Big data technologies and practices are moving quickly. Here’s what one should know, according to (Mitchell, 2013), to stay ahead of the game :
a) Big data analytics in the cloud
This allows users to access extremely scalable computing and storage resources through the Internet. It allows companies to get server capacity as needed and expand it rapidly to the enormous scale required to process big datasets and execute complicated mathematical models. Cloud computing reduces the price of data storage because the resources are shared among many users, who pay only for the capacity they actually utilize. Companies can access this capability much more quickly, without the expense and time needed to set up their personal systems, and they do not have to purchase enough capacity to accommodate highest usage.
b) Hadoop: The new enterprise data operating system
Hadoop is by far the most popular implementation of MapReduce. MapReduce is a completely open source platform which handles Big Data. As it is flexible, it works with multiple data sources. It either aggregates multiple sources of data in order to do large scale processing, or reads data from a database in order to run processor-intensive machine learning jobs. It has several diverse applications, but one of the top usages is for large volumes of constantly changing data. Changing data may be web-based or social media data, location-based data from weather or traffic sensors, or machine-to-machine transactional data.
c) Big data lakes
Traditional database theory dictates that you design the data set before entering any data. A data lake, also known as an enterprise data lake or enterprise data hub, turns that model on its head. It offers tools for people to analyze the data, along with a high-level definition of what data exists in the lake.
d) More predictive analytics
Predictive analytics with ML.NET is the branch of data mining concerned with the prediction of future prospects and trends. The central element of predictive analytics is the predictor, a variable that can be measured for an individual or other unit to predict future behavior.
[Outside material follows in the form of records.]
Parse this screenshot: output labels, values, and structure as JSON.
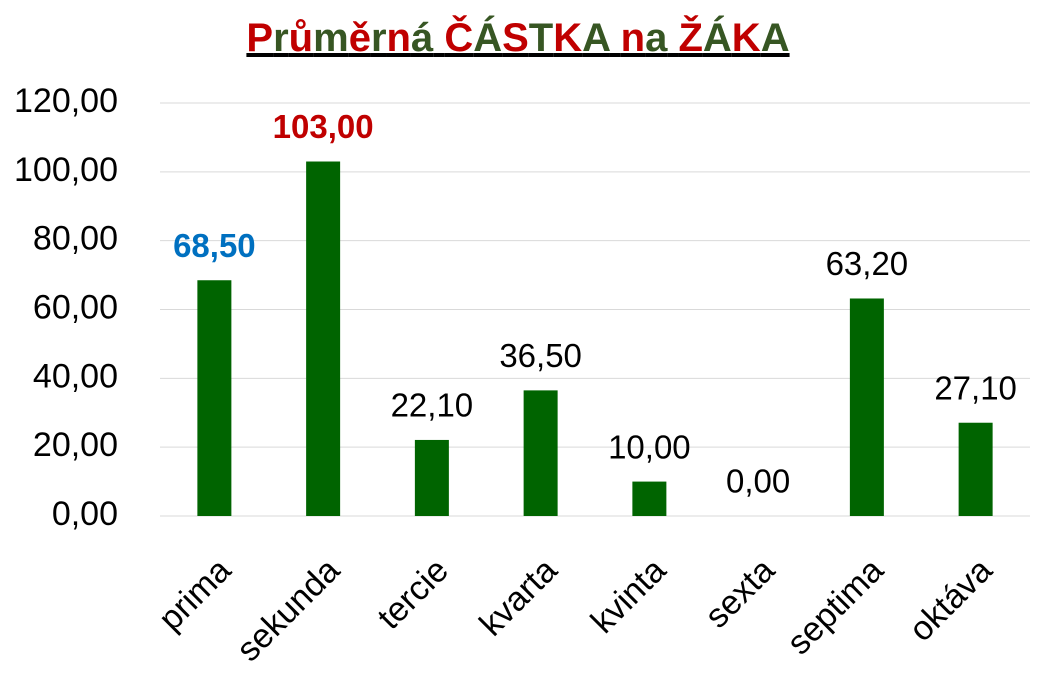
{
  "chart_data": {
    "type": "bar",
    "title": "Průměrná ČÁSTKA na  ŽÁKA",
    "title_colors": [
      "#c00000",
      "#375623"
    ],
    "categories": [
      "prima",
      "sekunda",
      "tercie",
      "kvarta",
      "kvinta",
      "sexta",
      "septima",
      "oktáva"
    ],
    "values": [
      68.5,
      103,
      22.1,
      36.5,
      10,
      0,
      63.2,
      27.1
    ],
    "value_labels": [
      "68,50",
      "103,00",
      "22,10",
      "36,50",
      "10,00",
      "0,00",
      "63,20",
      "27,10"
    ],
    "value_label_colors": [
      "#0070c0",
      "#c00000",
      "#000000",
      "#000000",
      "#000000",
      "#000000",
      "#000000",
      "#000000"
    ],
    "value_label_weights": [
      "bold",
      "bold",
      "normal",
      "normal",
      "normal",
      "normal",
      "normal",
      "normal"
    ],
    "color": "#006400",
    "ylim": [
      0,
      120
    ],
    "yticks": [
      {
        "value": 0,
        "label": "0,00"
      },
      {
        "value": 20,
        "label": "20,00"
      },
      {
        "value": 40,
        "label": "40,00"
      },
      {
        "value": 60,
        "label": "60,00"
      },
      {
        "value": 80,
        "label": "80,00"
      },
      {
        "value": 100,
        "label": "100,00"
      },
      {
        "value": 120,
        "label": "120,00"
      }
    ],
    "grid": true
  }
}
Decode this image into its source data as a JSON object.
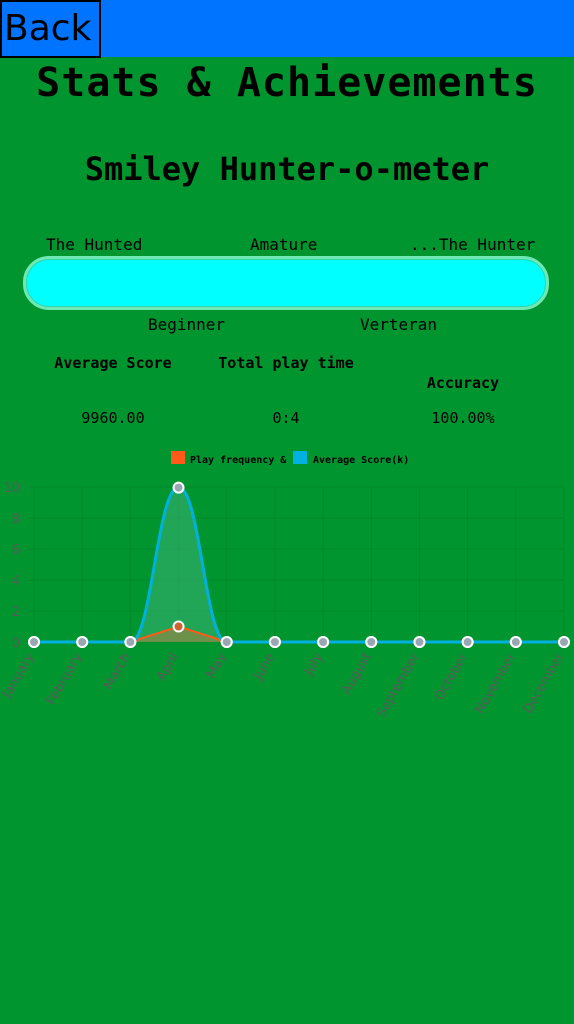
{
  "header": {
    "back_label": "Back"
  },
  "page": {
    "title": "Stats & Achievements",
    "subtitle": "Smiley Hunter-o-meter"
  },
  "meter": {
    "top_labels": [
      "The Hunted",
      "Amature",
      "...The Hunter"
    ],
    "bottom_labels": [
      "Beginner",
      "Verteran"
    ],
    "fill_fraction": 1.0,
    "fill_color": "#00ffff"
  },
  "stats": {
    "average_score": {
      "label": "Average Score",
      "value": "9960.00"
    },
    "total_play_time": {
      "label": "Total play time",
      "value": "0:4"
    },
    "accuracy": {
      "label": "Accuracy",
      "value": "100.00%"
    }
  },
  "colors": {
    "background": "#00952f",
    "topbar": "#0073ff",
    "series_frequency": "#ff5a1a",
    "series_score": "#00b0e0"
  },
  "chart_data": {
    "type": "line",
    "legend": [
      "Play frequency &",
      "Average Score(k)"
    ],
    "legend_position": "top",
    "categories": [
      "January",
      "February",
      "March",
      "April",
      "May",
      "June",
      "July",
      "August",
      "September",
      "October",
      "November",
      "December"
    ],
    "series": [
      {
        "name": "Play frequency &",
        "values": [
          0,
          0,
          0,
          1,
          0,
          0,
          0,
          0,
          0,
          0,
          0,
          0
        ]
      },
      {
        "name": "Average Score(k)",
        "values": [
          0,
          0,
          0,
          9.96,
          0,
          0,
          0,
          0,
          0,
          0,
          0,
          0
        ]
      }
    ],
    "yticks": [
      "0",
      "2",
      "4",
      "6",
      "8",
      "10"
    ],
    "ylim": [
      0,
      10
    ],
    "grid": true
  }
}
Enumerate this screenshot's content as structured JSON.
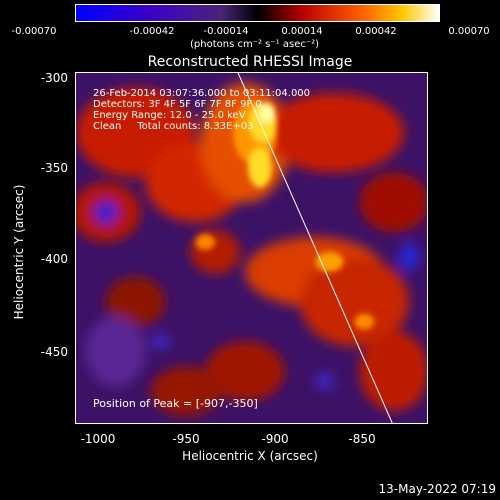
{
  "colorbar": {
    "ticks": [
      "-0.00070",
      "-0.00042",
      "-0.00014",
      "0.00014",
      "0.00042",
      "0.00070"
    ],
    "units": "(photons cm⁻² s⁻¹ asec⁻²)"
  },
  "title": "Reconstructed RHESSI Image",
  "annotations": {
    "time": "26-Feb-2014 03:07:36.000 to 03:11:04.000",
    "detectors": "Detectors: 3F 4F 5F 6F 7F 8F 9F 0",
    "energy": "Energy Range: 12.0 - 25.0 keV",
    "clean": "Clean     Total counts: 8.33E+03",
    "peak": "Position of Peak = [-907,-350]"
  },
  "axes": {
    "xlabel": "Heliocentric X (arcsec)",
    "ylabel": "Heliocentric Y (arcsec)",
    "xticks": [
      "-1000",
      "-950",
      "-900",
      "-850"
    ],
    "yticks": [
      "-300",
      "-350",
      "-400",
      "-450"
    ]
  },
  "timestamp": "13-May-2022 07:19"
}
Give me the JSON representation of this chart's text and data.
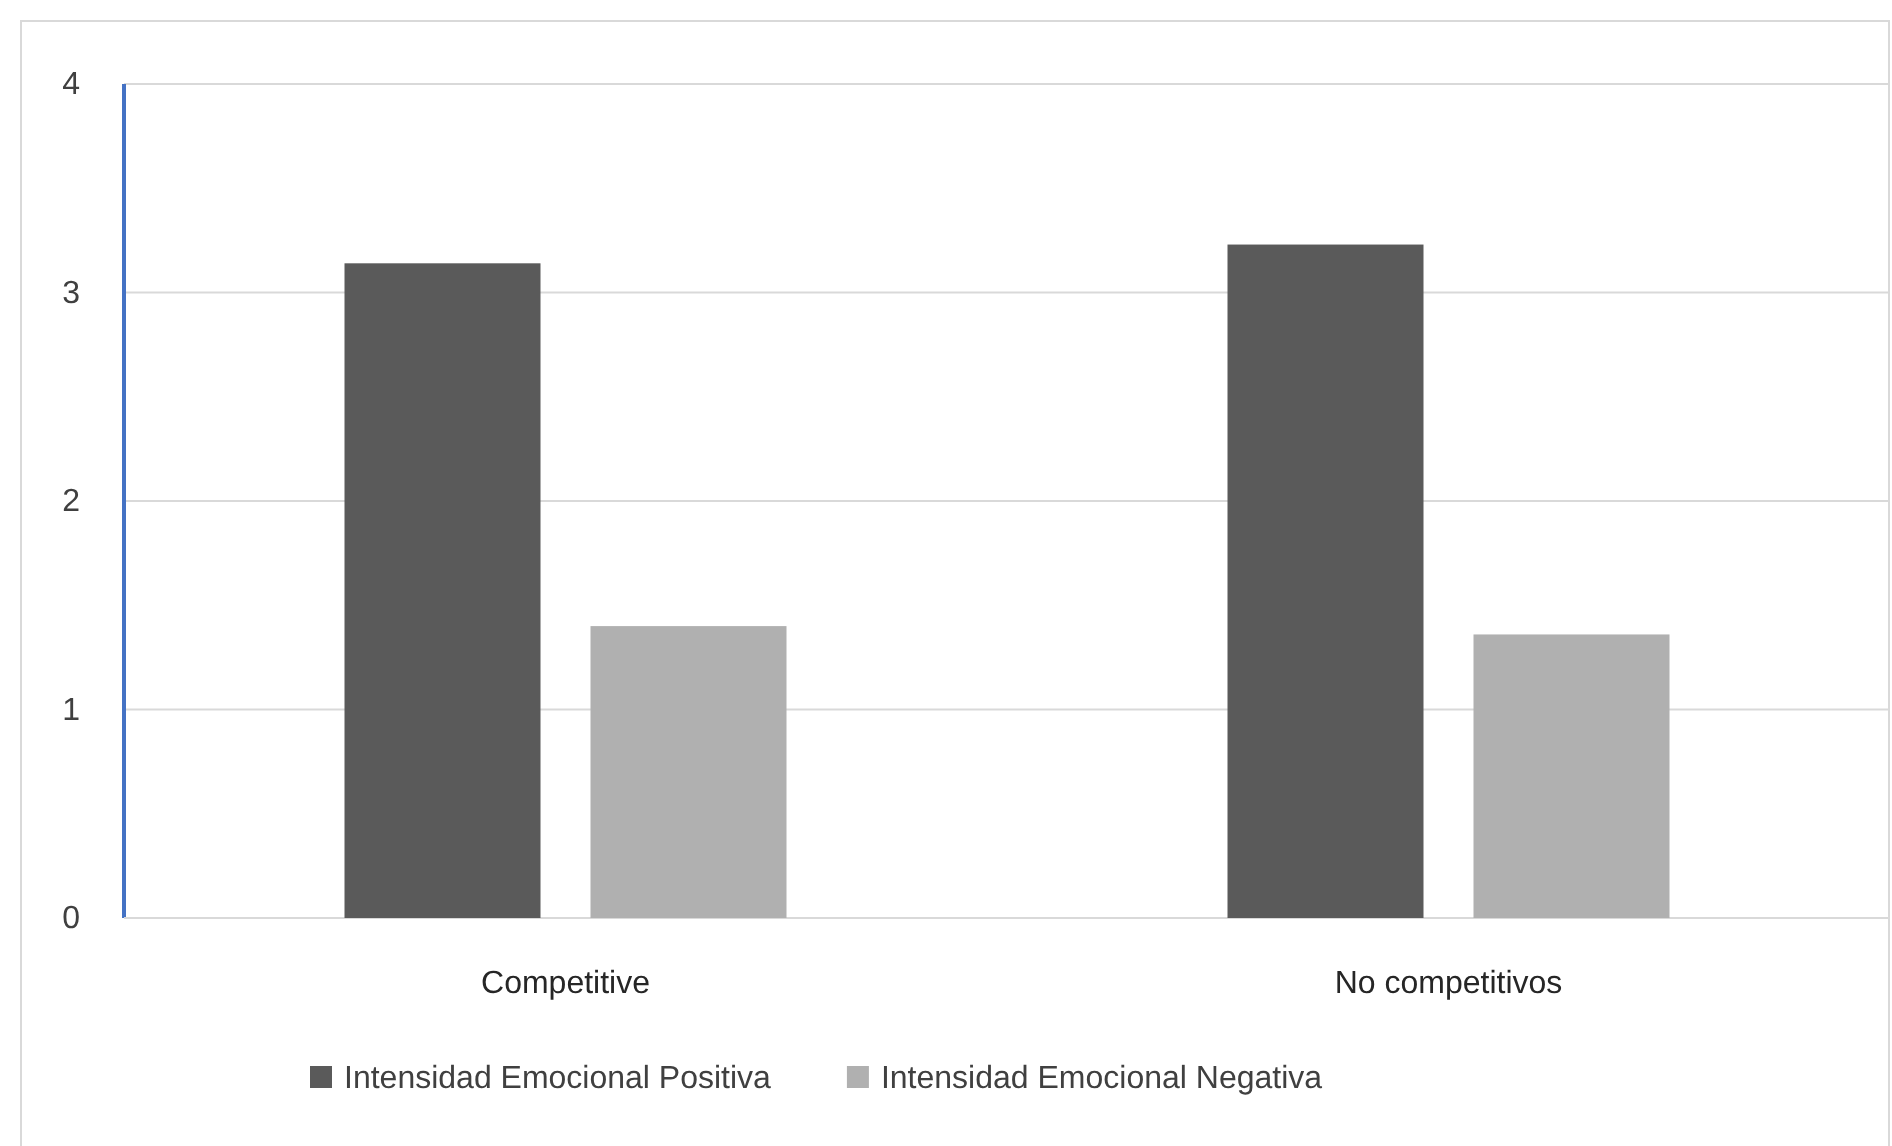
{
  "chart_data": {
    "type": "bar",
    "categories": [
      "Competitive",
      "No competitivos"
    ],
    "series": [
      {
        "name": "Intensidad Emocional Positiva",
        "color": "#5a5a5a",
        "values": [
          3.14,
          3.23
        ]
      },
      {
        "name": "Intensidad Emocional Negativa",
        "color": "#b0b0b0",
        "values": [
          1.4,
          1.36
        ]
      }
    ],
    "ylim": [
      0,
      4
    ],
    "yticks": [
      0,
      1,
      2,
      3,
      4
    ],
    "grid": "y",
    "legend": "bottom"
  }
}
With big data, analysts have not only more data to work with, but also the processing power to handle great numbers of records with many attributes.
e) In-memory analytics
It works by increasing the speed, reliability and performance when querying data. Business Intelligence deployments are typically disk-based, that is the application queries data stored on physical disks. In contrast, with in-memory analytics, the queries and data exist in the server's random access memory (RAM).
The use of in-memory databases to speed up analytic processing is increasingly popular and highly valuable in the right setting. Many web application development companies are making use of In-memory analytics to attain more reliability and greater performance.
f) More, better NoSQL
Alternatives to traditional SQL-based relational databases, termed NoSQL (short for “Not Only SQL”) databases, are rapidly gaining importance as tools for use in specific kinds of analytic applications.
According to (Wikipedia), the working definition of NoSQL is as follows:
“A NoSQL, formerly referred to as "non SQL" or "non-relational", database provides a mechanism for storage as well as retrieval of data which is modeled in means other than the tabular relations used in relational databases.”